In de zoektocht naar de essenties van (zelf)bewustzijn, denken, creativiteit, geheugen en probleemoplossen ontdekten cognitief psychologen dat deze fenomenen opmerkelijke gelijkenissen vertonen met evolutionaire processen. Een individuele worm leert niet, de worm als soort wel. Via een reeks van mutaties en selectie van de beste varianten past een familielijn zich aan. Behavioristen merkten al eerder op dat een rat in een Skinnerbox op dezelfde manier leert, nu echter niet over een groot aantal generaties heen maar binnen één generatie. De laboratoriumrat in de Skinnerbox vertoont willekeurig gedrag (rondsnuffelen, krabben, bewegen), en plots wanneer hij bij toeval op een handeltje druk valt er voedsel in het kooitje. Wordt hij een dag later weer in het kooitje gestopt, dan zal hij opnieuw dit gedrag laten zien, maar iets minder random dan de eerste keer (hij snuffelt nog steeds rond, maar bijvoorbeeld vooral aan die kant van de kooi waar hij eerder beloond werd). Na een aantal van dergelijke rondes (generaties) focust het gedrag zich steeds meer en uiteindelijk rent hij linea recta naar het handeltje om voedsel te bemachtigen. Via een aantal generaties is zijn gedrag langzaam aangepast aan de specifieke omgeving van de Skinnerbox. We zien hier het evolutionair algoritme duidelijk terugkomen: random variatie, selectie van de best passende responsen, kopiëren van deze responsen en door dit alles: aanpassing aan de omgeving via een reeks kleine stapjes.

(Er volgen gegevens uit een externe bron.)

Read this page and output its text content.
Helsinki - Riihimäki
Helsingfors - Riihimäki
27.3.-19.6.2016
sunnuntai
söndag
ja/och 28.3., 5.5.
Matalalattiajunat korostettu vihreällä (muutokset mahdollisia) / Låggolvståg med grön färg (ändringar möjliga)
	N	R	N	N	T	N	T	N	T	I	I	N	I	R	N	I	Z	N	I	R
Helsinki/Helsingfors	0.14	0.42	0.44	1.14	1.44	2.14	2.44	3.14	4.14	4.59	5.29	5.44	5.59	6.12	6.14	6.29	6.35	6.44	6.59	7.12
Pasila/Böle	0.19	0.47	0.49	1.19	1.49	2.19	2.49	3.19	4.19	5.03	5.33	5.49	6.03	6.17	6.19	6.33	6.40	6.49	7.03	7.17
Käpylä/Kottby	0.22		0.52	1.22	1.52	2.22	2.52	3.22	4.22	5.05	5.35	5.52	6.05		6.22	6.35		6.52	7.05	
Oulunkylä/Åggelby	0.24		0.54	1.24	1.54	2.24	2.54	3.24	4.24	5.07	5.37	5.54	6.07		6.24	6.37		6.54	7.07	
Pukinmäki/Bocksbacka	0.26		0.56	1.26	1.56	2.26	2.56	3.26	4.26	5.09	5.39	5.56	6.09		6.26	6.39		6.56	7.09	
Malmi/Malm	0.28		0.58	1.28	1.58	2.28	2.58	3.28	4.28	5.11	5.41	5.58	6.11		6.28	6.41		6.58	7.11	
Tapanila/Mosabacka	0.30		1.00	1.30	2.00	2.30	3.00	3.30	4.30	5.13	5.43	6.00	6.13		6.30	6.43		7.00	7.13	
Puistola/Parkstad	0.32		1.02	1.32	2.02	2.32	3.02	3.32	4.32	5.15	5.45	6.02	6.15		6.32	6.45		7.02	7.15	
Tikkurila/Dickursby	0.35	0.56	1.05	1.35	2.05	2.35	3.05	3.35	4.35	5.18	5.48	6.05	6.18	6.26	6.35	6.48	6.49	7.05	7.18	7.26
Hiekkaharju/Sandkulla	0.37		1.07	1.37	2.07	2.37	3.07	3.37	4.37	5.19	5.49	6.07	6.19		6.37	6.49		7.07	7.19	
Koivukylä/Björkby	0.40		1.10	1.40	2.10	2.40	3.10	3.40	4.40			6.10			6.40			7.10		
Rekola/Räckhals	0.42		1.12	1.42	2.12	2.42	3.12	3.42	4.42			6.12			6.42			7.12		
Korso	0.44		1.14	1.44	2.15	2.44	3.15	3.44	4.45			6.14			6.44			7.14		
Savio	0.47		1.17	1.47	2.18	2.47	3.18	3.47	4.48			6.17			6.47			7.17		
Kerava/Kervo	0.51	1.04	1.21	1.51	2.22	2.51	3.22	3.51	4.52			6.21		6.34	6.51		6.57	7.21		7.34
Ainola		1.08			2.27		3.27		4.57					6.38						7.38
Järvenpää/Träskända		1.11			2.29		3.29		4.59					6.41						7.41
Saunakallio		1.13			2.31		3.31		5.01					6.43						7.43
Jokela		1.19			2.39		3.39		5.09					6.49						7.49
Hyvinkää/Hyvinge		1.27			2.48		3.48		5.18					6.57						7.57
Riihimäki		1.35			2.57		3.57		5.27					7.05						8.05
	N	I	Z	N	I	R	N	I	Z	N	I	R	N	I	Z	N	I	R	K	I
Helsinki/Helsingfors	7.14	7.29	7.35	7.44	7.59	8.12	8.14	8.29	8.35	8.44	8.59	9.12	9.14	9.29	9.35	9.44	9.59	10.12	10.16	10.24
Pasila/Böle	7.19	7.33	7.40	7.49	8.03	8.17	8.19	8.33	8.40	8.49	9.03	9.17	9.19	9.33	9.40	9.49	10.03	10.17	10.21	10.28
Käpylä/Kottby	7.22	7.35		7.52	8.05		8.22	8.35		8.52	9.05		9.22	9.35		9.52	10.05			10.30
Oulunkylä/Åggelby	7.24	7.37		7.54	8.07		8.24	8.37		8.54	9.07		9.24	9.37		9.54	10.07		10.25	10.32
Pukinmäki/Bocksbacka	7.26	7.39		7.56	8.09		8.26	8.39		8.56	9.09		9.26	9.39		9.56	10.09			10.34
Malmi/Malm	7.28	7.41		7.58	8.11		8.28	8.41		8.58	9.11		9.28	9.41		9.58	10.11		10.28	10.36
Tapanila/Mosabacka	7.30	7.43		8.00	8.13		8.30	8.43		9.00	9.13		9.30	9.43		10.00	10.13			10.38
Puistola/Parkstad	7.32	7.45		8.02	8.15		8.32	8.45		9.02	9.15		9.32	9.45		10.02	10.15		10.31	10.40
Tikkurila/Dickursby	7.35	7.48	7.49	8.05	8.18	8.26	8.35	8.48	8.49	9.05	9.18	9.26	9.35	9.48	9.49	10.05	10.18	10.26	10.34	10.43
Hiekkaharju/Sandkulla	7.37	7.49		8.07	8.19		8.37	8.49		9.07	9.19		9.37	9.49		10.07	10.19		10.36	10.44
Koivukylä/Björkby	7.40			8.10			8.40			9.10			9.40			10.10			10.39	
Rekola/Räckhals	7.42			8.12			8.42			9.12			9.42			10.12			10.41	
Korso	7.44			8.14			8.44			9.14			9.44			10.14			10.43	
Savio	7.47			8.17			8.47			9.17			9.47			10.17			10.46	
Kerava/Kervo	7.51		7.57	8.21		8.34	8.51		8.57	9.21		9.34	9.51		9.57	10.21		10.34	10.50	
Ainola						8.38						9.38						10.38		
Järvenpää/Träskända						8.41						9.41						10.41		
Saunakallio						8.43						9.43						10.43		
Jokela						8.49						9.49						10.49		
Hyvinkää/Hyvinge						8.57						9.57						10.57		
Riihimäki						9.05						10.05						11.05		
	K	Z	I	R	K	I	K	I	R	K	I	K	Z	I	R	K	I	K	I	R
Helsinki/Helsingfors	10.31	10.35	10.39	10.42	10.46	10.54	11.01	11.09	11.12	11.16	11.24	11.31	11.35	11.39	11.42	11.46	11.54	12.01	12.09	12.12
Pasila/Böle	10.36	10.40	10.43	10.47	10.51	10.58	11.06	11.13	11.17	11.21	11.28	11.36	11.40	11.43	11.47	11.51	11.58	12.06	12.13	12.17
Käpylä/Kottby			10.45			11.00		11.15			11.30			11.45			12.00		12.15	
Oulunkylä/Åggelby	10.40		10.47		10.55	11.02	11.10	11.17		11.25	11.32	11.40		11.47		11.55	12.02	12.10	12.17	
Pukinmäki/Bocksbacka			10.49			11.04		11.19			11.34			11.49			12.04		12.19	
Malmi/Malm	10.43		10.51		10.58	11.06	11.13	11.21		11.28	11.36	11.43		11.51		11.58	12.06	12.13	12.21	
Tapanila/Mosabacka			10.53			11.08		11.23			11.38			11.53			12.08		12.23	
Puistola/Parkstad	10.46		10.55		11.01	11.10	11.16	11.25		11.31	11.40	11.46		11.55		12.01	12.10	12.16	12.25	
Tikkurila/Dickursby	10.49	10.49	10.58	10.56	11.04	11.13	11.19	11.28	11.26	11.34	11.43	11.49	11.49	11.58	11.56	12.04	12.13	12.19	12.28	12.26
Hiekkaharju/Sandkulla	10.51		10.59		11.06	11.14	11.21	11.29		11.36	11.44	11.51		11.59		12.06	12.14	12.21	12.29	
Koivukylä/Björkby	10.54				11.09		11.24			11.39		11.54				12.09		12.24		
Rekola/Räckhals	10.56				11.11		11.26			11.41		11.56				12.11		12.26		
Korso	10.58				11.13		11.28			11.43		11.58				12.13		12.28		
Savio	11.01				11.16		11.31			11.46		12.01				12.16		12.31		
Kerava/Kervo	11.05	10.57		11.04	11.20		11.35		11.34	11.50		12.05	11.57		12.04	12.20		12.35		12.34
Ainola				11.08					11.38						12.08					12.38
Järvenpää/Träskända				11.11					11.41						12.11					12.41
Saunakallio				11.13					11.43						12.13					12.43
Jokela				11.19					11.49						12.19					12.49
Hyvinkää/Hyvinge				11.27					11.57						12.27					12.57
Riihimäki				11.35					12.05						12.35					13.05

Menselijke denkprocessen verlopen in essentie niet anders, alleen zijn wij niet meer afhankelijk van alleen directe fysieke experimenten om iets te leren (trial & error) maar kunnen wij deze leerprocessen in ons hoofd uitvoeren. Wanneer je een schilderijtje aan de muur gaat hangen, vorm je in je hoofd een aantal scenario’s en test in je hoofd uit hoe die zullen uitpakken. Feitelijk gebeurt er in je hoofd hetzelfde als wat de rat in de Skinnerbox doet. Essentieel is de observatie dat het evolutionaire algoritme van menselijke creativiteit niet anders is dan de manieren waarop de rat of de worm problemen oplost.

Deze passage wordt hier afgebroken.